Suapan daging terakhir belum selesai dikunyah, pikirannya malah melayang. Lagi-lagi, wajah wanita itu muncul. Senyum samar, tatapan lembut, suara tawa kecil yang entah dari mana asalnya. Membuat Bara terdiam lama, sendok hanya tertahan di tangan. Pandangan kosong ke piring, namun isi kepala sudah melayang ke mana-mana.
“Bara,” suara Mama terdengar lembut, namun cukup menghentak.
Dia terkejut dan segera menoleh, "Ya, Ma?"
“Kamu kenapa? Dari tadi diem aja, makan juga ngelamun. Mikirin apa sih?”
Bara menarik napas pelan, lalu buru-buru tersenyum kecil.
“Nggak kok, Ma. Cuma... capek aja hari ini, habis dari lapangan terus langsung acara kantor.”
Mama hanya mengangguk, meskipun matanya sempat menyipit sedikit.“Kalau capek, istirahat.

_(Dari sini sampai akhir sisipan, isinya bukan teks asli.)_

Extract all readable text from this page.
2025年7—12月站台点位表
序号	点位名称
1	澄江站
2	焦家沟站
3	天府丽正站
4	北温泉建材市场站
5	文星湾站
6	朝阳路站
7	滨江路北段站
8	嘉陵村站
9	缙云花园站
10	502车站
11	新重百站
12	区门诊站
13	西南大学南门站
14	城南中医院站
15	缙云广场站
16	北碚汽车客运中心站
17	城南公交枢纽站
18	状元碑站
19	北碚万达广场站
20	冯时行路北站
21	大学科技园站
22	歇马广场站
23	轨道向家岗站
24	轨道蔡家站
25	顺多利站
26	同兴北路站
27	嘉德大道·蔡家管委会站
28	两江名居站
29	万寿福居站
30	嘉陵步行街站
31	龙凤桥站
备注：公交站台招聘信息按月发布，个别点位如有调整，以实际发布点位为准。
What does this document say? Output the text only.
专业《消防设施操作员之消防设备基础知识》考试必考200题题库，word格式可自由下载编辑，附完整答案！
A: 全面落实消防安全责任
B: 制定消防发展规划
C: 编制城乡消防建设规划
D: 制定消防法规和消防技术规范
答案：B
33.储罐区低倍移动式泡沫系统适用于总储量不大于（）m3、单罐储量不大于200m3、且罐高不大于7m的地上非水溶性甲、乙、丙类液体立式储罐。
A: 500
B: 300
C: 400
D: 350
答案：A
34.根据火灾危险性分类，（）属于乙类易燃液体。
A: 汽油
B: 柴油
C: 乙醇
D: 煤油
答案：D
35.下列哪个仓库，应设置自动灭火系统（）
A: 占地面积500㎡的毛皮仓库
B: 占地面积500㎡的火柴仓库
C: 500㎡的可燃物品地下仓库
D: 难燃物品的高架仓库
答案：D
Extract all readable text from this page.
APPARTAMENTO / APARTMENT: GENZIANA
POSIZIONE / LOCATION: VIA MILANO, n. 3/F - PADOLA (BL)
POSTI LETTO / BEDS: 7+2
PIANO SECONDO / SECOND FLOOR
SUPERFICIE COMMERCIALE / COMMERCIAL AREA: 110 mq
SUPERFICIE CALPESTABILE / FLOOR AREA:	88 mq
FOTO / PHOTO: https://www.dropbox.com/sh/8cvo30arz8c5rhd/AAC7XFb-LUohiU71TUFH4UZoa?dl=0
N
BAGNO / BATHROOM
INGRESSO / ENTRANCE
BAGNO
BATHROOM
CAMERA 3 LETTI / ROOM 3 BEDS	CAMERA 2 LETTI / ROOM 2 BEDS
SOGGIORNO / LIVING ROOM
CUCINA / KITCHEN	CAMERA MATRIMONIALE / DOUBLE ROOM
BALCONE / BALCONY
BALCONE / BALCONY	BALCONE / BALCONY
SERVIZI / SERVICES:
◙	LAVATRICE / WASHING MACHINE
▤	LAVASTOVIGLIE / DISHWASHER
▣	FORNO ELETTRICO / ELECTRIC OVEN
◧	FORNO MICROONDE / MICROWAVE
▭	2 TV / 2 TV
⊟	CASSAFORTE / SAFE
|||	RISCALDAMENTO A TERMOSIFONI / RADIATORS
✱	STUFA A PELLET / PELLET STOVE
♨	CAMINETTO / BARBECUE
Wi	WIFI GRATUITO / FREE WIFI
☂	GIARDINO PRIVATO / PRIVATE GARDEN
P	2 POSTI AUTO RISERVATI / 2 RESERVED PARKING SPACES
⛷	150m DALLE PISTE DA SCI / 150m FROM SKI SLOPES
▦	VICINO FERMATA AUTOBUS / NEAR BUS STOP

Jangan terlalu diforsir.”
“Iya, Ma.”
Namun, yang membuat Bara gelisah bukan hanya masalah pekerjaan. Wajah wanita itu semakin jelas terbayang di benaknya. Entah mengapa, setiap kali bayangan itu muncul, dadanya terasa sesak.
•••
Mama meletakkan garpu di atas piring, lalu menyeka mulutnya perlahan dengan serbet. Suaranya lembut, namun nadanya serius.
“Bara... jangan mikirin hal yang nggak penting. Hidup itu harus jalan terus, Nak.”